Personal information
- Full name: Malek Gomaa Salama Hussien
- Born: 1 February 1997 (age 29) Cairo, Egypt
- Height: 176 cm (5 ft 9 in)
- Weight: 60 kg (132 lb)

Sport
- Country: Egypt
- Sport: Karate
- Position: Player

Medal record
Men's karate
Representing Egypt
African Games
| Gold medal – first place | 2019 Rabat | Kumite 60 kg |
| Bronze medal – third place | 2014 Gaborone | Kumite 55 kg |
Mediterranean Games
| Bronze medal – third place | 2018 Tarragona | Kumite 60 kg |
World Championships juniors
| Gold medal – first place | 2013 Guadalajara | Kumite 55 kg |
World Championships U21
| Bronze medal – third place | 2017 Tenerife | Kumite 60 kg |
African Championship
| Gold medal – first place | 2018 Rwanda | Kumite Team |
| Bronze medal – third place | 2018 Rwanda | Kumite 60 kg |
| Silver medal – second place | 2019 Gaborone | Kumite 60 kg |
| Bronze medal – third place | 2020 Tangier | Kumite 60 kg |

= Malek Salama =

Egyptian karateka (born 1997)

Malek Salama (born 1 February 1997, Cairo, Egypt) is an Egyptian karateka.
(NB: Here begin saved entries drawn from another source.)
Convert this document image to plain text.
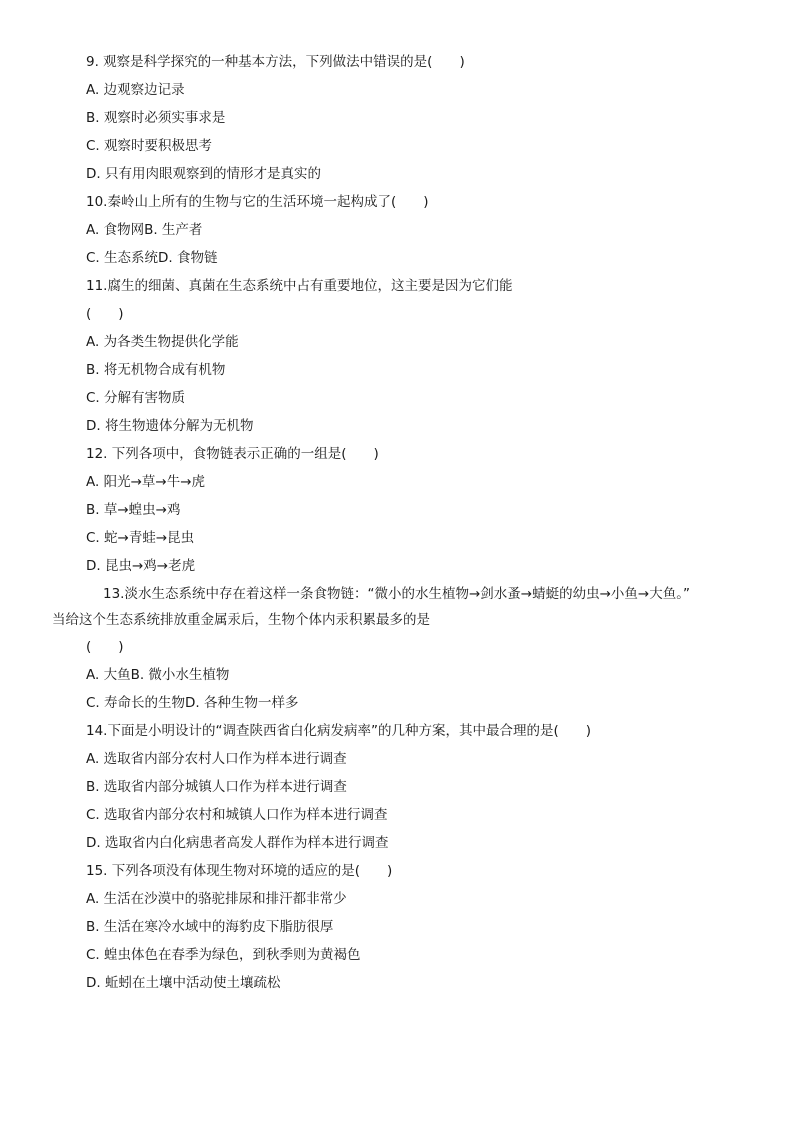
9. 观察是科学探究的一种基本方法，下列做法中错误的是(　　)
A. 边观察边记录
B. 观察时必须实事求是
C. 观察时要积极思考
D. 只有用肉眼观察到的情形才是真实的
10.秦岭山上所有的生物与它的生活环境一起构成了(　　)
A. 食物网B. 生产者
C. 生态系统D. 食物链
11.腐生的细菌、真菌在生态系统中占有重要地位，这主要是因为它们能
(　　)
A. 为各类生物提供化学能
B. 将无机物合成有机物
C. 分解有害物质
D. 将生物遗体分解为无机物
12. 下列各项中，食物链表示正确的一组是(　　)
A. 阳光→草→牛→虎
B. 草→蝗虫→鸡
C. 蛇→青蛙→昆虫
D. 昆虫→鸡→老虎
13.淡水生态系统中存在着这样一条食物链：“微小的水生植物→剑水蚤→蜻蜓的幼虫→小鱼→大鱼。”
当给这个生态系统排放重金属汞后，生物个体内汞积累最多的是
(　　)
A. 大鱼B. 微小水生植物
C. 寿命长的生物D. 各种生物一样多
14.下面是小明设计的“调查陕西省白化病发病率”的几种方案，其中最合理的是(　　)
A. 选取省内部分农村人口作为样本进行调查
B. 选取省内部分城镇人口作为样本进行调查
C. 选取省内部分农村和城镇人口作为样本进行调查
D. 选取省内白化病患者高发人群作为样本进行调查
15. 下列各项没有体现生物对环境的适应的是(　　)
A. 生活在沙漠中的骆驼排尿和排汗都非常少
B. 生活在寒冷水域中的海豹皮下脂肪很厚
C. 蝗虫体色在春季为绿色，到秋季则为黄褐色
D. 蚯蚓在土壤中活动使土壤疏松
He is a member of the Egyptian Karate national team. He represented his country in several competitions including world, continental and Karate1. In 2013, he won his first World Gold Medal at the World Cadet, Junior and U21 Karate Championships in 2013.
In 2019, he represented Egypt at the 2019 African Games and he won the gold medal in the men's kumite 60 kg event.

At the 2018 Mediterranean Games in Tarragona, Catalonia, Spain, he won one of the bronze medals in the men's kumite 60 kg event.